# Master degree routes : Thesis or NON Thesis?



## 3John2 (Feb 12, 2012)

Just wondering ye all think is the best route for a university, non seminary, masters degree. Would that be with a thesis or non thesis route? In the long term for someone seeking to be employed as a teacher/professor which would be more beneficial & reflect a bit more positive on ones credentials? Sorry not sure if this has been covered before, I tried searching but way too many threads.


----------



## CharlieJ (Feb 12, 2012)

Thesis is usually seen as better than non-thesis, especially if one is applying for PhD work.


----------



## Bill The Baptist (Feb 12, 2012)

CharlieJ said:


> Thesis is usually seen as better than non-thesis, especially if one is applying for PhD work.

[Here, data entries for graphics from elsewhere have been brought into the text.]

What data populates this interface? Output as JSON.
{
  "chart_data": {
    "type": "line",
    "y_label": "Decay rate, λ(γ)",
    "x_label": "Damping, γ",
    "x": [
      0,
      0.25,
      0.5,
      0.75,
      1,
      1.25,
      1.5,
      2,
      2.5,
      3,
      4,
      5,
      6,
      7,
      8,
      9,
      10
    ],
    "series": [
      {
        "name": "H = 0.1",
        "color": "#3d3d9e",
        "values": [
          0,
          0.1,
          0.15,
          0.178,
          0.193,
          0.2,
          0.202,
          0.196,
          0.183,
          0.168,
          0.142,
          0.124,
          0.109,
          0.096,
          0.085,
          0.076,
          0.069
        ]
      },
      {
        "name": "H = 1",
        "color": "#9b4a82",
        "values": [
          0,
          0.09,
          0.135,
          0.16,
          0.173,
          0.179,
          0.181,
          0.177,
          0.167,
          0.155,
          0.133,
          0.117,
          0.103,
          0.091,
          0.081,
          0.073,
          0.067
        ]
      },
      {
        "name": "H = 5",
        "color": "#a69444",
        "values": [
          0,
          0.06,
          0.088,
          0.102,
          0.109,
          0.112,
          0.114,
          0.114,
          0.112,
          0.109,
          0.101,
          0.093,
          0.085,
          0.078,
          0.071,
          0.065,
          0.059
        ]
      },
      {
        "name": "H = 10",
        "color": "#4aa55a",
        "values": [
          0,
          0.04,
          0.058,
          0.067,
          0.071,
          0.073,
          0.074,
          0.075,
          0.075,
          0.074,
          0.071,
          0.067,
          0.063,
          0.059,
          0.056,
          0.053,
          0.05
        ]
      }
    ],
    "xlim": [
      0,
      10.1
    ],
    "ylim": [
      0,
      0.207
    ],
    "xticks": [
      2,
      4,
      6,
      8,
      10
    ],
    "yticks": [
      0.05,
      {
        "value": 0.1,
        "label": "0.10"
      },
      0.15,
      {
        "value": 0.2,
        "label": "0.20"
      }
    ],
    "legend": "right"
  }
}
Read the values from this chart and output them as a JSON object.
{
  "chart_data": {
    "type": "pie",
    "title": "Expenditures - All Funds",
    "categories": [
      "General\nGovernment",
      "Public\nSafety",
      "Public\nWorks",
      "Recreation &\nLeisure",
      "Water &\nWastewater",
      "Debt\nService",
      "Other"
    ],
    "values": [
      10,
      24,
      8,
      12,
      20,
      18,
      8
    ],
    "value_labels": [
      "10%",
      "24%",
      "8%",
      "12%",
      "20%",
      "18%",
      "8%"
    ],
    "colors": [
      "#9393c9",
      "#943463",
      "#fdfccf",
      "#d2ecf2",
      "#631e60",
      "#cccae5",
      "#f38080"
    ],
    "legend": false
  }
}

 If you plan to pursue a PhD, then the thesis route is the way to go. If not, then it is not as important.


----------



## 3John2 (Feb 12, 2012)

That's what I thought but I'd figure I'd ask those with more wisdom to chime in on their views. Thanks again.


----------



## SolaScriptura (Feb 12, 2012)

What is the subject matter in which you are pursuing a Master's degree?


----------



## Tim (Feb 12, 2012)

If you want to go beyond a masters, the answer is undoubtedly: thesis.


----------



## 3John2 (Feb 12, 2012)

SolaScriptura said:


> What is the subject matter in which you are pursuing a Master's degree?



History.


----------



## John Bunyan (Feb 12, 2012)

3John2 said:


> SolaScriptura said:
> 
> 
> > What is the subject matter in which you are pursuing a Master's degree?
> ...




That's the same as my mother's, cool. What is your research project?


----------